The case involved Ronald Henderson, who was 56 when he died in a clinic examining room at a Kaiser Permanente facility. His family alleged that he had visited the HMO facilities repeatedly with complaints of chest pain, but his heart disease was never diagnosed. The lawsuit hinged on strong allegations that the HMO physicians were reluctant to perform necessary tests and procedures because of the HMO’s intense efforts to cut costs.

Kaiser Permanente denied that allegation and said Henderson died because he was an overweight smoker who would not follow doctors’ orders. A company spokesman confirmed the settlement but declined to comment further.

• Yale-New Haven (CT) Hospital must pay a physician $12.2 million, the largest personal injury award in Connecticut history, for failing to train her adequately in the proper way to avoid the needlestick injury that led to her HIV infection. A jury ordered the payment after the doctor, whose identity was kept secret during the trial, contended that she was not properly trained in safety techniques during her residency at the Yale hospital. She stuck herself with a needle while inserting an arterial line into a dying AIDS patient in 1988, when she was only seven weeks into her first-year internship. She is now 35 and has not developed symptoms of HIV disease.

She testified that she had inserted an arterial line successfully only once before, yet she was instructed to do the procedure on her own. The doctor also contends that she was taught to keep the needle near the catheter after inserting it, which is not considered safe practice, and that she was not taught how to stop blood from spurting through the catheter. When blood spurted onto her coat, she attempted to stop it by putting her thumb on the end of the catheter instead of applying pressure at the insertion point. Because she had placed the used needle nearby, she stuck herself while trying to stop the blood spurting.

The jury did hold the doctor partly responsible for her injury. The total award was $15.8 million, but that was reduced by 22.5%, the degree to which the jury said the doctor was responsible for her injury. The jury deliberated for three hours and made only one request. They needed a calculator, which was generously provided by the doctor’s mother.

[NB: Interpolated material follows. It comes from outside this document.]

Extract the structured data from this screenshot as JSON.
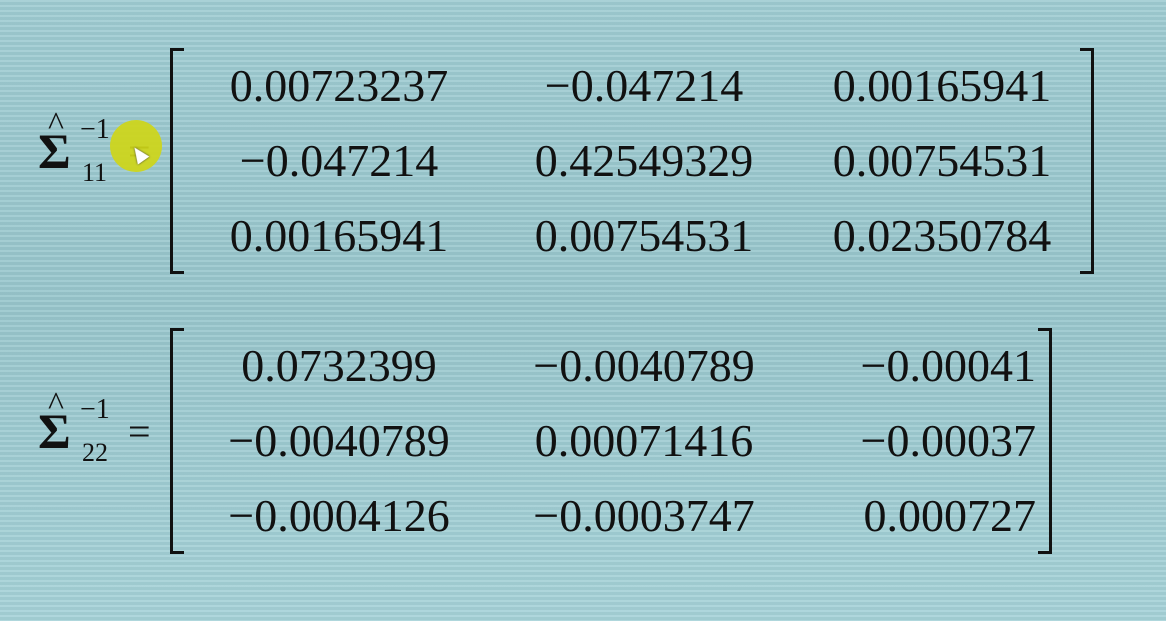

Yale will appeal the decision, says William Doyle, JD, the university’s attorney. He tells HRM the jury’s decision was based more on sympathy for the doctor than on the facts. Yale-New Haven’s residency program has an outstanding reputation, and the injured doctor’s training met all the standards of 1988, Doyle says.

The doctor’s attorney, Michael P. Koskoff, JD, says the jury verdict should be a warning to all residency programs that overwork residents and provide little supervision. That idea was endorsed by Bertrand M. Bell, MD, a professor at the Albert Einstein School of Medicine in New York, who headed a New York state commission in the late 1980s that led to stricter laws for medical resident training. In a public statement, Bell called the ruling a "landmark" decision that might improve the state of resident training at U.S. medical schools.

Reference

1. United States ex. rel Hearn v. Badrudin Kurwa et al., CV-96-7720.WDK.